I’m attempting to create a visual representation of my processed output, which has been executed in Dask using the “persist” function. The result of my calculation is DataArray. However, when I apply the “shade” function from the datashader library after the computation, I notice in the dashboard that Dask doesn’t seem to perform any computation; instead, all the processing appears to be taking place on my personal computer. Is this a problem, or is datashader intended to function in this manner?
I’d be happy if someone could help me to understand the issue.
Yes, this is intended. Any Canvas
function such as points()
uses whatever dask partitioning the supplied DataFrame (or whatever) has. Each partition is processed separately and creates it own numpy array of shape (height, width)
to return. These would be, for example, the counts of each partition. The individual-partition numpy arrays are combined using a tree reduction and wrapped in an xarray.DataArray
to return to the user. This is not daskified, so no future operations on it are either.

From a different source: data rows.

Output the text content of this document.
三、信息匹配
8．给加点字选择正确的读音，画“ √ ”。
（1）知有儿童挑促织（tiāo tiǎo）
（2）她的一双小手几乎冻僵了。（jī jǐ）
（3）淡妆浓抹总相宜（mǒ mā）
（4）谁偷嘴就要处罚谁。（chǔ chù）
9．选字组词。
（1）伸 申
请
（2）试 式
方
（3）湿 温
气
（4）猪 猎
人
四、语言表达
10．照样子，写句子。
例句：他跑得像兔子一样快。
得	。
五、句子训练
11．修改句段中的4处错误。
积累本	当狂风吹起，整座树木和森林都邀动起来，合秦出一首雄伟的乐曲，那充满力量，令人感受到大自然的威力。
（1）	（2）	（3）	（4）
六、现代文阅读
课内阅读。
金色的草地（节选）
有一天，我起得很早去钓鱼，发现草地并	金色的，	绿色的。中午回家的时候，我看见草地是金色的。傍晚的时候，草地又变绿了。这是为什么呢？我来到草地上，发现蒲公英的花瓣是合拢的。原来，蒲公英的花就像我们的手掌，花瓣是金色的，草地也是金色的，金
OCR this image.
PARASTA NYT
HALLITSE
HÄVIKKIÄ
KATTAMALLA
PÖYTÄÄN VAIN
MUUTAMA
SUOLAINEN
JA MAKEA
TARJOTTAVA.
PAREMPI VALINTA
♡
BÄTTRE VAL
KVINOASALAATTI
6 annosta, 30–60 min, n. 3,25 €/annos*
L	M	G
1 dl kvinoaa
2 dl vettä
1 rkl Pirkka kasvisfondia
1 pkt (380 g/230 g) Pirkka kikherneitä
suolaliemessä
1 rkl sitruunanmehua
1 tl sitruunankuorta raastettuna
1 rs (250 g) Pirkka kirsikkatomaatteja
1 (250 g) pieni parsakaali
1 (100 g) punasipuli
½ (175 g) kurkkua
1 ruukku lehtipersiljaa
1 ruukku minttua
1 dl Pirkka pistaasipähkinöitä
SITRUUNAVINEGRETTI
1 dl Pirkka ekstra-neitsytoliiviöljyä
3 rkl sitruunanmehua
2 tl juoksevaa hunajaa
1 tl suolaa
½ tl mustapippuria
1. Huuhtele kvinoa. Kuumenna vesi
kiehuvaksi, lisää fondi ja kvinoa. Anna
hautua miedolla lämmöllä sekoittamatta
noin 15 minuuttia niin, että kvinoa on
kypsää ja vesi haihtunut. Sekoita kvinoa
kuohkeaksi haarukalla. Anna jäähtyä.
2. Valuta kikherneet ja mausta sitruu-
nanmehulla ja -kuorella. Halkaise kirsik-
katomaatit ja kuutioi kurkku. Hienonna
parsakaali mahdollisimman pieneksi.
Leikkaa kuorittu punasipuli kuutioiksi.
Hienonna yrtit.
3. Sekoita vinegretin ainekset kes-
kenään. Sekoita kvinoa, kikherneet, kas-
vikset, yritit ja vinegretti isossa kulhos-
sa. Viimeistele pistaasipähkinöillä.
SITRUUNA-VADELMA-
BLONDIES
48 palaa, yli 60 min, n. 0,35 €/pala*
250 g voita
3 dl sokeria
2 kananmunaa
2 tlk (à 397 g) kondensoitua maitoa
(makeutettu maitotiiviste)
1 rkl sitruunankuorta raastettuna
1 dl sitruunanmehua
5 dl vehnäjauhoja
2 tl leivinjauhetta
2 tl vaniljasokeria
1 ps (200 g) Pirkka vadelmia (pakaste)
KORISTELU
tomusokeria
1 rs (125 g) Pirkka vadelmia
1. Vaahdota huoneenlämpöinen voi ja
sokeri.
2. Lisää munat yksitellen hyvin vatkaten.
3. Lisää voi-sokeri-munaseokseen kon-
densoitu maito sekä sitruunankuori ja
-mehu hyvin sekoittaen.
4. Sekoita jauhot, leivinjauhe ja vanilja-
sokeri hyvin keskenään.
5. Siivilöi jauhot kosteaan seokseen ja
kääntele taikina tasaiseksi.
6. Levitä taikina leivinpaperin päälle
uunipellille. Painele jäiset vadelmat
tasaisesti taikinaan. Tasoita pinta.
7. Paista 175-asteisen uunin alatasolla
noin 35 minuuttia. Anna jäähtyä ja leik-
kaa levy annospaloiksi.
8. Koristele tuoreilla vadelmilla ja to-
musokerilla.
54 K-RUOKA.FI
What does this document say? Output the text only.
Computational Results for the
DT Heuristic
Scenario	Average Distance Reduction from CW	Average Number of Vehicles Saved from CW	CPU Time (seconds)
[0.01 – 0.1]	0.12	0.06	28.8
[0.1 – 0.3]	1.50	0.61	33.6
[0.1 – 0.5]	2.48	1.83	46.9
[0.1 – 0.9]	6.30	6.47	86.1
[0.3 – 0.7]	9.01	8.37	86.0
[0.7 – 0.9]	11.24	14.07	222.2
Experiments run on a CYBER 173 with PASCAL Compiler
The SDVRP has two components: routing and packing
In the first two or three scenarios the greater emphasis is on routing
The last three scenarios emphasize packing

It could be daskified, but it is not obvious that this is worth the effort or indeed how it would be achieved.
Is it worth the effort?
Take the US Census data, which has 300 million rows of data split into 35 dask partitions, so about 8.5 million rows per partition. The returned DataArray
has 850 x 500 pixels, so about 0.5 million pixels. Processing this for an operation like shade
is usually negligible compared to the calculations performed for Canvas.points
of a single dask partition of the census data, so there is no benefit in repartitioning it to split the calculations up.
How would the partitioning be achieved?
The source dataset is partitioned by rows, i.e. individual people in the census. The returned DataArray
of counts or whatever cannot be partitioned this way, it only has spatial extends of rows and columns. So it cannot use the same partitioning as the source dataset. One could split it into the same number of partitions as the source dataset, but then individual partitions would be too small to be efficiently processed. We could support dask partitioning here but would have to force the user to make the decision on how to partition between the Canvas.points
and shade
calls, and I do not imagine that most end users are interested in this responsibility, particularly when it will usually have almost no bearing on the overall performance.